Build a Personal View for Just Your Blogs

Let’s be honest, most Kanban dashboards get too noisy once the whole team shares a workspace. I have one view that’s totally mine, and it saved me from status envy 🙂

I made a personal Board called “My Blogs Only” and filtered it by:
– Assigned To = Me
– Status is not ‘Published’ or ‘Archived’
– Task Name doesn’t contain [ClientX] — the blog series I’m not allowed to touch anymore

It feels cleaner, faster, quieter. Half the point of Kanban is focus anyway, so slicing out just your relevant pieces is huge. I even changed the card height to “Compact” to see more at once.

If you’re juggling content with five other responsibilities like I am… your brain needs fewer distractions. Literally one board with five rows and like 3 tasks per row. That’s it. That’s the clarity.

Catch Bottlenecks by Column Width

Serious tip a designer friend gave me: if your Kanban column is so full it needs to scroll, something’s wrong.

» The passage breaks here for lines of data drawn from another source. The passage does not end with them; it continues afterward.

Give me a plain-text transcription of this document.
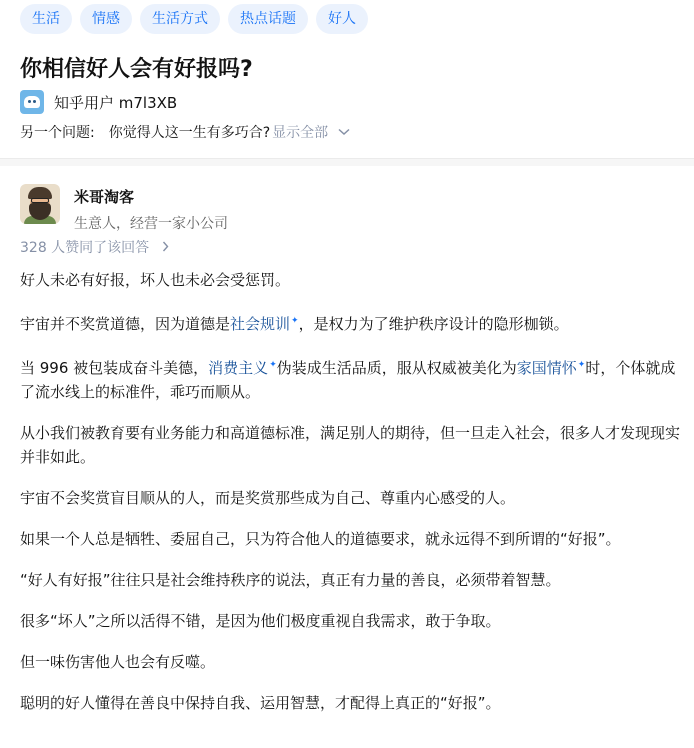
生活	情感	生活方式	热点话题	好人
你相信好人会有好报吗?
知乎用户 m7l3XB
另一个问题: 你觉得人这一生有多巧合? 显示全部
米哥淘客
生意人，经营一家小公司
328 人赞同了该回答

好人未必有好报，坏人也未必会受惩罚。

宇宙并不奖赏道德，因为道德是社会规训✦，是权力为了维护秩序设计的隐形枷锁。

当 996 被包装成奋斗美德，消费主义✦伪装成生活品质，服从权威被美化为家国情怀✦时，个体就成了流水线上的标准件，乖巧而顺从。

从小我们被教育要有业务能力和高道德标准，满足别人的期待，但一旦走入社会，很多人才发现现实并非如此。

宇宙不会奖赏盲目顺从的人，而是奖赏那些成为自己、尊重内心感受的人。

如果一个人总是牺牲、委屈自己，只为符合他人的道德要求，就永远得不到所谓的“好报”。

“好人有好报”往往只是社会维持秩序的说法，真正有力量的善良，必须带着智慧。

很多“坏人”之所以活得不错，是因为他们极度重视自我需求，敢于争取。

但一味伤害他人也会有反噬。

聪明的好人懂得在善良中保持自我、运用智慧，才配得上真正的“好报”。
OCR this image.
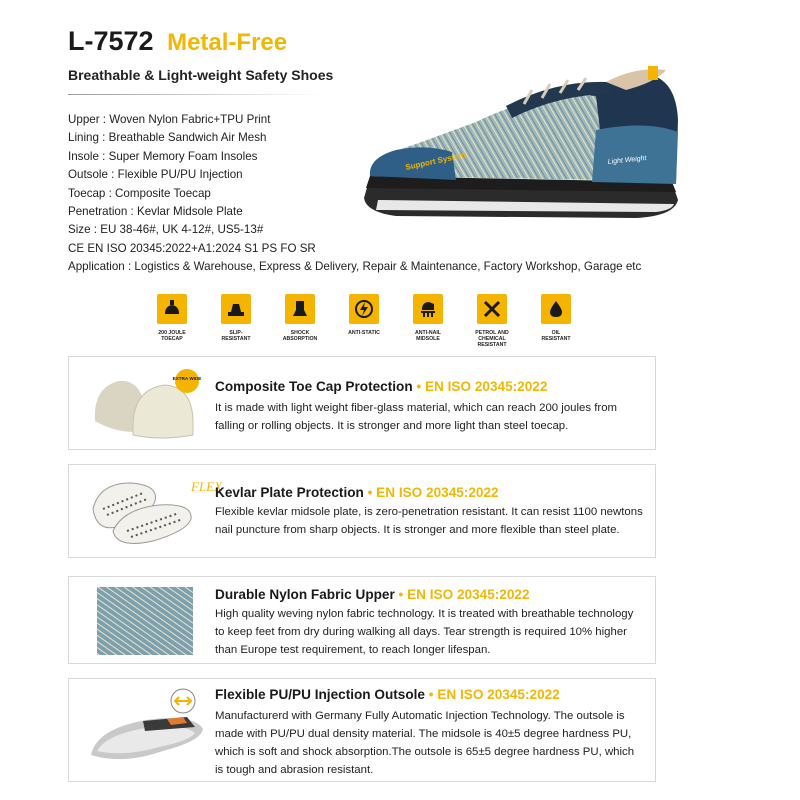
L-7572 Metal-Free
Breathable & Light-weight Safety Shoes
Upper : Woven Nylon Fabric+TPU Print
Lining : Breathable Sandwich Air Mesh
Insole : Super Memory Foam Insoles
Outsole : Flexible PU/PU Injection
Toecap : Composite Toecap
Penetration : Kevlar Midsole Plate
Size : EU 38-46#, UK 4-12#, US5-13#
CE EN ISO 20345:2022+A1:2024 S1 PS FO SR
Application : Logistics & Warehouse, Express & Delivery, Repair & Maintenance, Factory Workshop, Garage etc
Support System	Light Weight
200 JOULE
TOECAP
SLIP-
RESISTANT
SHOCK
ABSORPTION
ANTI-STATIC	ANTI-NAIL
MIDSOLE
PETROL AND
CHEMICAL
RESISTANT
OIL
RESISTANT
EXTRA WIDE
Composite Toe Cap Protection • EN ISO 20345:2022
It is made with light weight fiber-glass material, which can reach 200 joules from falling or rolling objects. It is stronger and more light than steel toecap.
FLEX
Kevlar Plate Protection • EN ISO 20345:2022
Flexible kevlar midsole plate, is zero-penetration resistant. It can resist 1100 newtons nail puncture from sharp objects. It is stronger and more flexible than steel plate.
Durable Nylon Fabric Upper • EN ISO 20345:2022
High quality weving nylon fabric technology. It is treated with breathable technology to keep feet from dry during walking all days. Tear strength is required 10% higher than Europe test requirement, to reach longer lifespan.
Flexible PU/PU Injection Outsole • EN ISO 20345:2022
Manufacturerd with Germany Fully Automatic Injection Technology. The outsole is made with PU/PU dual density material. The midsole is 40±5 degree hardness PU, which is soft and shock absorption.The outsole is 65±5 degree hardness PU, which is tough and abrasion resistant.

I didn’t even think about it, but yes — in ClickUp Board view, columns stretch by content. So if “Waiting for Edits” needs to be scrolled while everything else fits on one screen, that’s a signal.

Your eye will adapt to it like you’re reading a temperature gauge. Editor out that week? Column gets long. Writer blocked? Column stays short. It’s weirdly effective.

We once had 10 drafts waiting for artwork because the designer was buried in another project. I only noticed how bad it was when I scrolled sideways and saw his “Needs Artwork” column was a mile long. Not a single alert or deadline had flagged this. Just the *shape* of the board told the story.

That’s when you know the Kanban view is working — when it starts revealing things no spreadsheet or list ever will.